Странно: в жизни сильных, уверенных в себе людей часто все оказывается не так, как они ждали вначале — жизнь их легко обманывает, сильных-то! Света же шестым чувством, провидческим инстинктом угадывала, что ее ждет, и никогда не ошибалась.
Она сразу поняла, что с Жоркой ей мучиться. Жорка был рыж. А о рыжих она слышала, что они делятся на два сорта: степенные, хозяйственные, домовитые, обходительные и — продувные бестии, гуляки, вертопрахи. Середины тут не было, и стоило лишь взглянуть на Жорку, чтобы безошибочно определить, к какому сорту рыжих он относится.
Казалось бы, наперед предвидя будущее, очень легко избежать несчастий, но Света в своем провидческом даре угадывала указующий перст. Жорка был ее судьбой, а уж какая это судьба, плохая или хорошая, ей не выбирать.
Жорка был красив: огненно-рыжий, ястребиный прищур глаз, нос с хищной горбинкой, золотых коронок полон рот, она же тихая, невзрачная, косичка эта… И вот ей достался, но Свете стоило больших мук нести тяжкое бремя своего везения, чем признаться, что ей вовсе не повезло. Счастье никогда не создавалось ею самой, а как бы навязывалось ей ближними, насильно всовывалось в рот, словно ложка с тягучей, вязкой микстурой. Света принимала это условие существования среди других людей, эту обременительную дань счастливцам, заплатив которую она наедине с собой отдавалась привычному покою несчастья.
Если бы не страдальческое усилие, ею совершаемое, то адский корабль, в который иногда превращался их дом, давно разломился бы надвое. Жорка был бы только рад сплясать на его обломках. И лишь благодаря Свете корабль держался на волнах и не тонул, хотя ее спасительное усилие оставалось незаметным, и она совершала его так, как дети выдумывают страшные сказки, изо всех сил напрягая воображение и лишь едва шевеля губами и произнося слова.

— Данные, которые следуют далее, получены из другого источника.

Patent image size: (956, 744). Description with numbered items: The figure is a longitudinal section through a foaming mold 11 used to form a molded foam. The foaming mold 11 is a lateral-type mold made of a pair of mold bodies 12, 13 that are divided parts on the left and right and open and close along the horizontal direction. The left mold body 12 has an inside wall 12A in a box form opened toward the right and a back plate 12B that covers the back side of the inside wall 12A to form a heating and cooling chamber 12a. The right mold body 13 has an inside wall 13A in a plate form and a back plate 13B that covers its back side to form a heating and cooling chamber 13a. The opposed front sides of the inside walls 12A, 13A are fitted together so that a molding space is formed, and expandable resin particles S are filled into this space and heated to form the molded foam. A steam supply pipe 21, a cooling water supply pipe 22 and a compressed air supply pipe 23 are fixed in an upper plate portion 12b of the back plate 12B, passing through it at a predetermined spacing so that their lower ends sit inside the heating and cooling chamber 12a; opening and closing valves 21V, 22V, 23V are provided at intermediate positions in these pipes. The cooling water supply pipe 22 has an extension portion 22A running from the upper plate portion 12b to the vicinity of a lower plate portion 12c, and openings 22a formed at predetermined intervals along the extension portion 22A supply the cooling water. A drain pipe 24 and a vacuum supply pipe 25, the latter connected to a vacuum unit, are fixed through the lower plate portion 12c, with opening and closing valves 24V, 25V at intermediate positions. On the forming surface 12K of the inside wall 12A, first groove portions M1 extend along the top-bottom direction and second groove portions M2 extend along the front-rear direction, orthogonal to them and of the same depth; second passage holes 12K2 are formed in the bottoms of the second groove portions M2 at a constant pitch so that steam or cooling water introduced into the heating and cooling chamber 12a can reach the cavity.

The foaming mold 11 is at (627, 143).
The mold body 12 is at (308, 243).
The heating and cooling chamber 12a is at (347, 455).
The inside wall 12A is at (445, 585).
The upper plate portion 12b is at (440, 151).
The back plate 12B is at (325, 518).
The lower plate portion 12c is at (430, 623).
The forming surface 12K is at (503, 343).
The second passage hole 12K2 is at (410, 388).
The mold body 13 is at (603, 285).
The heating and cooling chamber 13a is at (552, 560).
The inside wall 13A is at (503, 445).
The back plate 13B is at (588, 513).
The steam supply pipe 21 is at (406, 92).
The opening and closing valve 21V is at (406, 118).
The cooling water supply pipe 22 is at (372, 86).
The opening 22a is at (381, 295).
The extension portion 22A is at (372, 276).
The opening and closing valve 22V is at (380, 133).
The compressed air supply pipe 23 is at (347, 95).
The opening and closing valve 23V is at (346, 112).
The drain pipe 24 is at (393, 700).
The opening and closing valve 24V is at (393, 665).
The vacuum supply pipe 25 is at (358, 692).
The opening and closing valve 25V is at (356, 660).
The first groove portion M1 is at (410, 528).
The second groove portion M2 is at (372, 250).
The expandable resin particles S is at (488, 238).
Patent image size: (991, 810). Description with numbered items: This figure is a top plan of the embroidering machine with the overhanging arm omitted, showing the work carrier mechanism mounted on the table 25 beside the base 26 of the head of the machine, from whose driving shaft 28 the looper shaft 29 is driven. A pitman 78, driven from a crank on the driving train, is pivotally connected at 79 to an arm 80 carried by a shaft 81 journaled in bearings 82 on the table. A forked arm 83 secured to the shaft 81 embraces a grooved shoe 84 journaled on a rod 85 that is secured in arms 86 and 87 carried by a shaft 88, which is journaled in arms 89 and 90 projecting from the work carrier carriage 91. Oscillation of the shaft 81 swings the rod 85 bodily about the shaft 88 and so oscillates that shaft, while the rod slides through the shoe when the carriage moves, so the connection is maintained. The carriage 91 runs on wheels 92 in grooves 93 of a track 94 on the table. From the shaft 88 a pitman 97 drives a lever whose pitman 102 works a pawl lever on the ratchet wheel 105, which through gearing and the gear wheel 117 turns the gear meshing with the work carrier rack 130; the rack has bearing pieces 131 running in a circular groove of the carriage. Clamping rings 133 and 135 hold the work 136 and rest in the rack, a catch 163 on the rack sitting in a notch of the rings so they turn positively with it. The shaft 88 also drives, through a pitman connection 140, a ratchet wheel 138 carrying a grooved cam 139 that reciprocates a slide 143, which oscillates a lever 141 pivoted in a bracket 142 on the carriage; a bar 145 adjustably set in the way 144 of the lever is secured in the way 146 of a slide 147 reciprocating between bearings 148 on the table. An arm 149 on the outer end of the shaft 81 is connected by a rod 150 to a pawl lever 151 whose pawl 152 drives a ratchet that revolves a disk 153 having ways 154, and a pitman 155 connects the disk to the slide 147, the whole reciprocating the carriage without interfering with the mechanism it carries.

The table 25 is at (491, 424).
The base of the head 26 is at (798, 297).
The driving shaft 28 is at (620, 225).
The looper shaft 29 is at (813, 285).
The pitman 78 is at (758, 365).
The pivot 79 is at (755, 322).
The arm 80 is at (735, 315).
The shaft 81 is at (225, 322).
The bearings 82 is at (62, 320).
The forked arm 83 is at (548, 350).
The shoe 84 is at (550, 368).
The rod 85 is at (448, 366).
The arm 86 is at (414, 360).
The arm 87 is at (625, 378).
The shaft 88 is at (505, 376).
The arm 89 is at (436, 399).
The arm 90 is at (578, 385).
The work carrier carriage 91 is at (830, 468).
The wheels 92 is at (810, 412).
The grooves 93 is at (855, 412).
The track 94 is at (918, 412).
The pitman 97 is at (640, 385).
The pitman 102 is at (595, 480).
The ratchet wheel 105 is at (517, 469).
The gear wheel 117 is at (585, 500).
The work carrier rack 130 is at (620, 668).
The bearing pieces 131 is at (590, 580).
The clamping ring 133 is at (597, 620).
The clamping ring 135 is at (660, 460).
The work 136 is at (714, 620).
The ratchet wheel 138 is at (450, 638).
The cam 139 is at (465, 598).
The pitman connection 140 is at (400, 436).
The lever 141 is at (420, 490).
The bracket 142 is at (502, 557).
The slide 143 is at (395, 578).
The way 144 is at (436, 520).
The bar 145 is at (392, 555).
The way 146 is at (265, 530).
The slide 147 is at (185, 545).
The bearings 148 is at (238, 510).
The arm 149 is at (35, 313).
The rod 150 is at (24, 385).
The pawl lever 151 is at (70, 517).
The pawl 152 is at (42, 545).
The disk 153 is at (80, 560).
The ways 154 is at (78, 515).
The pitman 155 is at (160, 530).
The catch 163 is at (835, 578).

Как только переехали на новую, дарованную месткомом квартиру, Жорка решил бросить завод, причем сразу, не откладывая, словно ему доставляло особое удовольствие вместо подобострастной благодарности показать своим благодетелям оскорбительный кукиш, увесистую, глумливую дулю. Вот вам за все унижения, проволочки, пустые посулы и невыполненные вовремя обещания! Сколько хитрили, юлили, увиливали, тень на плетень наводили, прежде чем признали остро нуждающимися, а затем полтора года выдерживали и мариновали в очереди!
И эта квартира бы уплыла, если б Жорка не пригрозил, что откажется голосовать, напишет письмо в ЦК или еще какой-нибудь фортель выкинет. Его ястребиные глаза при этом сузились с таким зловещим прищуром, что в месткоме-то и притихли. Притихли и пообещали. Пообещали и на этот раз не обманули — вот и он их не обманул, а наказал, чтобы знали, как обманывать! Иными словами, не при крепостном праве живем — вот вам заявление на стол… Ставьте размашистую!
Он был уверен, что те же деньги можно заработать гораздо легче, не выстаивая от и до у станка и не всматриваясь до отупения, как свивается кольцами под резцом металлическая стружка и спринцовка выплевывает чахоточные сгустки масла. Взять хотя бы лихую гвардию мясников с рынка: выплеснут на тушу ведро воды, заморозят в холодильнике — вот тебе и прибавка в весе. Да и каждый в стране чудес себе на уме — мясник, тот же фокусник. Каждый от верхов до низов. Почему бы и ему не попробовать!